France | France, Cour administrative d'appel de Paris, 2ème chambre, 02 octobre 2013, 12PA01800


Vu la requête, enregistrée le 23 avril 2012, présentée pour la SARL Jean-Louis Sorant, dont le siège est 50 rue de Chabrol à Paris (75010), par MeA... ; la SARL Jean-Louis Sorant demande à la Cour :

1°) d'annuler le jugement n° 1014377 du 6 mars 2012 par lequel le Tribunal administratif de Paris a rejeté sa demande tendant à la décharge des suppléments d'impôt sur les sociétés et de contribution sur cet impôt auxquels elle a été assujettie au titre des exercices clos en 2003 et 2004, des rappels de taxe sur la valeur ajoutée mis à sa charge au titre de la période a

llant du 1er janvier 2003 au 31 décembre 2004 et de l'amende fiscale établi...

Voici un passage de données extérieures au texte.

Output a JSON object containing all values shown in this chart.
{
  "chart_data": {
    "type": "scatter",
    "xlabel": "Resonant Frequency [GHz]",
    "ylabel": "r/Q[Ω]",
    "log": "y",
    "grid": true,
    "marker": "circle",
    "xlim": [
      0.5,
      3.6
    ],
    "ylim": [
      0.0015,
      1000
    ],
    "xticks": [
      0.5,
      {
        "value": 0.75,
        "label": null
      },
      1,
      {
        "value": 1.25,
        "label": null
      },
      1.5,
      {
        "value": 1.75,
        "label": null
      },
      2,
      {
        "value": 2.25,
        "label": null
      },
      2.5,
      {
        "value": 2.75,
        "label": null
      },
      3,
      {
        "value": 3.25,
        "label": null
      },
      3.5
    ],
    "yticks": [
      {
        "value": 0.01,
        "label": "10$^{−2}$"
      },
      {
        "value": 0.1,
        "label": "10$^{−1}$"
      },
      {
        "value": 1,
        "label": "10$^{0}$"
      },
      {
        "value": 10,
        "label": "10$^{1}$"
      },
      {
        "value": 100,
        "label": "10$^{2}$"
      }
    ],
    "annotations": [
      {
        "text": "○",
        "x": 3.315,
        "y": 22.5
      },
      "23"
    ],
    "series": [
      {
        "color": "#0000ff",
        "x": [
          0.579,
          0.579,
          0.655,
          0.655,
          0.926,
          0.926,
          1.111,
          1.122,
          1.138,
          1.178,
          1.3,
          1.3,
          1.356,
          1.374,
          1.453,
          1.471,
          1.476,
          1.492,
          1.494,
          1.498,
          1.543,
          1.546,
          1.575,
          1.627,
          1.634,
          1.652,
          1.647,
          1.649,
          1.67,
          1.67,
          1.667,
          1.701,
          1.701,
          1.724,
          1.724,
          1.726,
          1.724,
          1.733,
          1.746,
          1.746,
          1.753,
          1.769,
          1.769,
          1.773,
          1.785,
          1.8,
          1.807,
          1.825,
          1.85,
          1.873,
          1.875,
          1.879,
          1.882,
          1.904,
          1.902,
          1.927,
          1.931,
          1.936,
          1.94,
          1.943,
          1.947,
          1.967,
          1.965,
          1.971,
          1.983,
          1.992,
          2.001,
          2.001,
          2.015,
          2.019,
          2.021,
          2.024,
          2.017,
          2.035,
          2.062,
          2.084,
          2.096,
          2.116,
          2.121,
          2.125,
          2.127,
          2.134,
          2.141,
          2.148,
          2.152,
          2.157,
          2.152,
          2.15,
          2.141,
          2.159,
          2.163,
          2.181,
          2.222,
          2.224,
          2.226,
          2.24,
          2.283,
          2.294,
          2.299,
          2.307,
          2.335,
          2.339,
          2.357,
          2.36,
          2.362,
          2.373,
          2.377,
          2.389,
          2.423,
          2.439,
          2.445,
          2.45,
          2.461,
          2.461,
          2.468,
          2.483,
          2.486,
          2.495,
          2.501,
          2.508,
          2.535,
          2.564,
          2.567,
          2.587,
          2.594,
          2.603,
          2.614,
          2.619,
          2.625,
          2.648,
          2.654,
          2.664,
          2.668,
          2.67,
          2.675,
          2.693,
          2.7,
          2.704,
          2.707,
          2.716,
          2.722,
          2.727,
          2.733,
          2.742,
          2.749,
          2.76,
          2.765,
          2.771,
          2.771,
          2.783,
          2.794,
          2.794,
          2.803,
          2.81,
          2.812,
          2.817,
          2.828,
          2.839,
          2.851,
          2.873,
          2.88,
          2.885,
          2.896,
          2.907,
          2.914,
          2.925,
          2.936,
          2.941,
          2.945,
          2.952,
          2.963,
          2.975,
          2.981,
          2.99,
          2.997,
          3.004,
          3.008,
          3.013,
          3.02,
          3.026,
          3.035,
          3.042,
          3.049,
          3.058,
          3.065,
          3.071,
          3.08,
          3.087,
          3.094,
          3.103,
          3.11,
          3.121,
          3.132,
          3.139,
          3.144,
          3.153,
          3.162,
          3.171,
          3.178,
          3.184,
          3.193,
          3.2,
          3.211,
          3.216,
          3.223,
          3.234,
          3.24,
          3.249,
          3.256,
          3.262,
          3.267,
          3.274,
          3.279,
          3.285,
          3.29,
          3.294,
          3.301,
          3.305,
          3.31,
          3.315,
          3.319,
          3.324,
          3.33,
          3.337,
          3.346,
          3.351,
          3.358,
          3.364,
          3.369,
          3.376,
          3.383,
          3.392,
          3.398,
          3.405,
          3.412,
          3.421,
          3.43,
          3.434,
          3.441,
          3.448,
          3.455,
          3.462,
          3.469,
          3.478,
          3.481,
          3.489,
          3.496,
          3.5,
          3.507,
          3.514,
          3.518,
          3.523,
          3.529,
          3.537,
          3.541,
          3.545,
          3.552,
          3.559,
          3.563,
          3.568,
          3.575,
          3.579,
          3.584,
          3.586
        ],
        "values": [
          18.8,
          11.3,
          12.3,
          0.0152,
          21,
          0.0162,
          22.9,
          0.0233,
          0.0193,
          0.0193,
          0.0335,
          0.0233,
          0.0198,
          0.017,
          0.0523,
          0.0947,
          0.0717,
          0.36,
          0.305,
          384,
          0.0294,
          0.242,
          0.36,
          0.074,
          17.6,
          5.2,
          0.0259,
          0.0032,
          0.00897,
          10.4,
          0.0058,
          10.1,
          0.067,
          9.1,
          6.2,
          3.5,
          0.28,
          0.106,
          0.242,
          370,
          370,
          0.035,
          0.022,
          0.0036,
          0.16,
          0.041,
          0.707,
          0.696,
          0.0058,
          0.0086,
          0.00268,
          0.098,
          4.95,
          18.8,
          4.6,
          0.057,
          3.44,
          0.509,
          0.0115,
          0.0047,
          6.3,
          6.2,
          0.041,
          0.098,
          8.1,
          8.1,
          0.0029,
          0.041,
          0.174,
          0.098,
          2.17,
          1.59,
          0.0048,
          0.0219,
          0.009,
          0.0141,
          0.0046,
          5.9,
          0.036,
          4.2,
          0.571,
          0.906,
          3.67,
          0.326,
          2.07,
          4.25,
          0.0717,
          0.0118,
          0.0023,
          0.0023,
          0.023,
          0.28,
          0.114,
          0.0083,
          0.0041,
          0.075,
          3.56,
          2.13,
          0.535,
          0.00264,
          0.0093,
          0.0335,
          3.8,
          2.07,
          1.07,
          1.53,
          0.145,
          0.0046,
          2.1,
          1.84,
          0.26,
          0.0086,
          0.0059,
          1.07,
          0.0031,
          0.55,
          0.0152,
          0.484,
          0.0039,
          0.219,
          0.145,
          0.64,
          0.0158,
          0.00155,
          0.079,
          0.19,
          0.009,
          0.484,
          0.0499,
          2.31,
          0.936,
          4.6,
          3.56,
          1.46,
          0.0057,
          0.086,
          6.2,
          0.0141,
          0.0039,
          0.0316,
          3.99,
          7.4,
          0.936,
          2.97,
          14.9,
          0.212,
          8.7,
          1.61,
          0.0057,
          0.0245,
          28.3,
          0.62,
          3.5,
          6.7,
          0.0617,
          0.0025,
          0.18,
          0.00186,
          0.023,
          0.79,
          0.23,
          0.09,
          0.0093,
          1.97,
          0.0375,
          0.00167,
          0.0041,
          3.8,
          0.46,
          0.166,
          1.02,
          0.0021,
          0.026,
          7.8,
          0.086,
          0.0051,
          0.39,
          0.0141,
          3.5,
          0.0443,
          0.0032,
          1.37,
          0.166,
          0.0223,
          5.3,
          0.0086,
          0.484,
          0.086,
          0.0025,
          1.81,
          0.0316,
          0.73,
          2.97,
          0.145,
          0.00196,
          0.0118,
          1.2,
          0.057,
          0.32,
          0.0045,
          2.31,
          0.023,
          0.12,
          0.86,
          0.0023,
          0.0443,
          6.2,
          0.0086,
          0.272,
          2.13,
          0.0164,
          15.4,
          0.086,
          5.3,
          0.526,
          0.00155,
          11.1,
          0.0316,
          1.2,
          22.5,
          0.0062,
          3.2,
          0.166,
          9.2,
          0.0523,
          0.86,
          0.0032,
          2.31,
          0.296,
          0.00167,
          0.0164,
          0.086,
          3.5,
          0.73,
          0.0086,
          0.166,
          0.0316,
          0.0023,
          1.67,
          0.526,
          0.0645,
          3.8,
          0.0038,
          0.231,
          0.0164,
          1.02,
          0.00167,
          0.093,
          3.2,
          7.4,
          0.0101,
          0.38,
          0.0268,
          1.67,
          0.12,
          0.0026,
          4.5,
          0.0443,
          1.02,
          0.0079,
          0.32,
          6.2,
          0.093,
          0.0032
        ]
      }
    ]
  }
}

Vu la requête, enregistrée le 23 avril 2012, présentée pour la SARL Jean-Louis Sorant, dont le siège est 50 rue de Chabrol à Paris (75010), par MeA... ; la SARL Jean-Louis Sorant demande à la Cour :

1°) d'annuler le jugement n° 1014377 du 6 mars 2012 par lequel le Tribunal administratif de Paris a rejeté sa demande tendant à la décharge des suppléments d'impôt sur les sociétés et de contribution sur cet impôt auxquels elle a été assujettie au titre des exercices clos en 2003 et 2004, des rappels de taxe sur la valeur ajoutée mis à sa charge au titre de la période allant du 1er janvier 2003 au 31 décembre 2004 et de l'amende fiscale établie au titre des années 2003 et 2004, ainsi que des pénalités y afférentes ;

2°) de prononcer la décharge sollicitée ;

3°) de mettre à la charge de l'Etat le versement de la somme de 15 000 euros en application de l'article L. 761-1 du code de justice administrative ;

..................................................................................................................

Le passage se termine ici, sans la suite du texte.